Commenting on the headline findings, Travis Biehn, principal security consultant at Synopsys Software Integrity Group, said it was obvious why the good guys were lagging behind, as patching processes can take days, forcing defenders to rely on compensating controls to attempt to block and mitigate, or at the very least detect, new attacks in the short term.
However, he said: “The most sophisticated attackers, those who have clear objectives and targets known far in advance, map the corporate network footprint across private datacentres and cloud in advance.
“They also have automation and infrastructure ready to take advantage of new vulnerabilities before defences can kick in,” said Biehn.
The 2021 Cortex xpanse attack surface threat report found that nearly a third of vulnerabilities were due to issues with the widely used remote desktop protocol (RDP) – again unsurprising given the surge in its use to support remote workers. Because it can provide direct administrator access to critical systems such as servers, RDP has become one of the most easily and widely exploited gateways for ransomware attacks.
Other widely exposed vulnerabilities included misconfigured database servers, exposure to publicised zero-days (such as Microsoft Exchange ProxyLogon et al), and insecure remote access through protocols such as Telnet, Simple Network Management Protocol (SNMP), and Virtual Network Computing (VNC). Again, many of these exposures offer direct access to exploited, although they are easily patched.
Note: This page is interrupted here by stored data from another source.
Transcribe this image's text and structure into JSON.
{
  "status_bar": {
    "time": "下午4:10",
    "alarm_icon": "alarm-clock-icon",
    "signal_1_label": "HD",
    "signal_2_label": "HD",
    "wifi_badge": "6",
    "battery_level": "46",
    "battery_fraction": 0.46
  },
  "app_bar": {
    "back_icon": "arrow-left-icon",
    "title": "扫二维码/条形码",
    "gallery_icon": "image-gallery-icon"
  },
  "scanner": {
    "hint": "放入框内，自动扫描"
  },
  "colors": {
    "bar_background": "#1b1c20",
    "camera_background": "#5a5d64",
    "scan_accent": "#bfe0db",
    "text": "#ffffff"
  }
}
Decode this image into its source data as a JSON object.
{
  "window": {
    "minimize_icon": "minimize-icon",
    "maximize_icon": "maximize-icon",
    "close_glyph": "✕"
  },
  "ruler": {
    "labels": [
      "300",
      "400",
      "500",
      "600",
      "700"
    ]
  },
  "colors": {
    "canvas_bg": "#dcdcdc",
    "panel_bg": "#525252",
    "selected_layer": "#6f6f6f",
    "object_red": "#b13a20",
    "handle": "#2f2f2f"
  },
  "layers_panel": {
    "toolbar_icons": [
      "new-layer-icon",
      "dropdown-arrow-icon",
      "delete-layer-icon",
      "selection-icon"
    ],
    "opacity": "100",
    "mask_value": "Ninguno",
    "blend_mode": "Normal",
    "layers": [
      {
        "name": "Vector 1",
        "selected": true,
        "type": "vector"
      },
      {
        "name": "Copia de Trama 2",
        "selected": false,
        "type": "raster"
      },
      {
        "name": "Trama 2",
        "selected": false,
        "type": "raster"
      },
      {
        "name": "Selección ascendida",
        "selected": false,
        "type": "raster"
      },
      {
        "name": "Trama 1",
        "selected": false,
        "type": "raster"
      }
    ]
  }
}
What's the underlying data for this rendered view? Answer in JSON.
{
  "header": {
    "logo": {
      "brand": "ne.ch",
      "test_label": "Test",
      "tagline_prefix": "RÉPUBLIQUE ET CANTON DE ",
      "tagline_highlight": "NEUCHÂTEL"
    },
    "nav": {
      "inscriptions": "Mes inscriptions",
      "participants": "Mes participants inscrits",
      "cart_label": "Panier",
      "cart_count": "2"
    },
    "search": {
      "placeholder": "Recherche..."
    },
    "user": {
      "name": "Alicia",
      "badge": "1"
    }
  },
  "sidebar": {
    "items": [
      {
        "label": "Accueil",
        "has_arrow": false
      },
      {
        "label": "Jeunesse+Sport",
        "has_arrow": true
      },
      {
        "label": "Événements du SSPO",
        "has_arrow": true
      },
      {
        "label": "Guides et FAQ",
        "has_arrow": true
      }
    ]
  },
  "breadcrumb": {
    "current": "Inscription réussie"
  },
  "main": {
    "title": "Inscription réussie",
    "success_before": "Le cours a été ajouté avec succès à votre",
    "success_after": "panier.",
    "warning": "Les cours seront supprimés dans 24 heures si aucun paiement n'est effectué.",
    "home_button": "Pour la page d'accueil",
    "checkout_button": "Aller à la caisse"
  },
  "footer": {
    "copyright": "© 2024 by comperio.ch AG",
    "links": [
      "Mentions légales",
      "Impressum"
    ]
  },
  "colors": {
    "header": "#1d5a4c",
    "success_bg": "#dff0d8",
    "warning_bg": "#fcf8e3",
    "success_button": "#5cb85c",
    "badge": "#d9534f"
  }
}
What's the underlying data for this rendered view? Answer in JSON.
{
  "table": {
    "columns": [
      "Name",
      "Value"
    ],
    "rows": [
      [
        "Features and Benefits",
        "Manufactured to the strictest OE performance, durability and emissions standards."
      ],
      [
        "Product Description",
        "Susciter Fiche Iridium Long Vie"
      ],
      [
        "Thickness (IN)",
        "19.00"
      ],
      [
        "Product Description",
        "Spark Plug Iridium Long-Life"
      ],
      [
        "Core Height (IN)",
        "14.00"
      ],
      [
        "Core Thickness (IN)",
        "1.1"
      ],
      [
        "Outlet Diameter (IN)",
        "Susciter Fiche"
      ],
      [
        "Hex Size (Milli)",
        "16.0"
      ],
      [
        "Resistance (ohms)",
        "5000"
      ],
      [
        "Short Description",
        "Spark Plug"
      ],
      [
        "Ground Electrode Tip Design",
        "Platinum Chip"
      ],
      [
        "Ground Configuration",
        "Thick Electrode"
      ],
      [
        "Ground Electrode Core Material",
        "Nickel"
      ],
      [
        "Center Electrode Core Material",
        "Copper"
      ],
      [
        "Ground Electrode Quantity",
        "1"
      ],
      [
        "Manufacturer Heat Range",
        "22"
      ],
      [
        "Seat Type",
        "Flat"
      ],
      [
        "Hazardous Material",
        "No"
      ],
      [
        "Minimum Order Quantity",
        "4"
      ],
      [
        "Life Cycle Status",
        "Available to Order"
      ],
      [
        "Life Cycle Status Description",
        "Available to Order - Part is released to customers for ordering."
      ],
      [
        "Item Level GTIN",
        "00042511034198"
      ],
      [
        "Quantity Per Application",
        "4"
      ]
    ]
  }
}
The team also found cloud footprints were responsible for 79% of the most critical security problems at the enterprises it studied, highlighting how the nature of cloud computing increases risk in modern infrastructure.
Biehn added: “Minimising the exposed footprint and maximising zero-trust approaches, in light of mobile workforce considerations, is one strategy to tilt the balance in favour of defenders. Organisations should seek to understand what view attackers can build and what listening services are most likely to suffer in the event of exploitation.”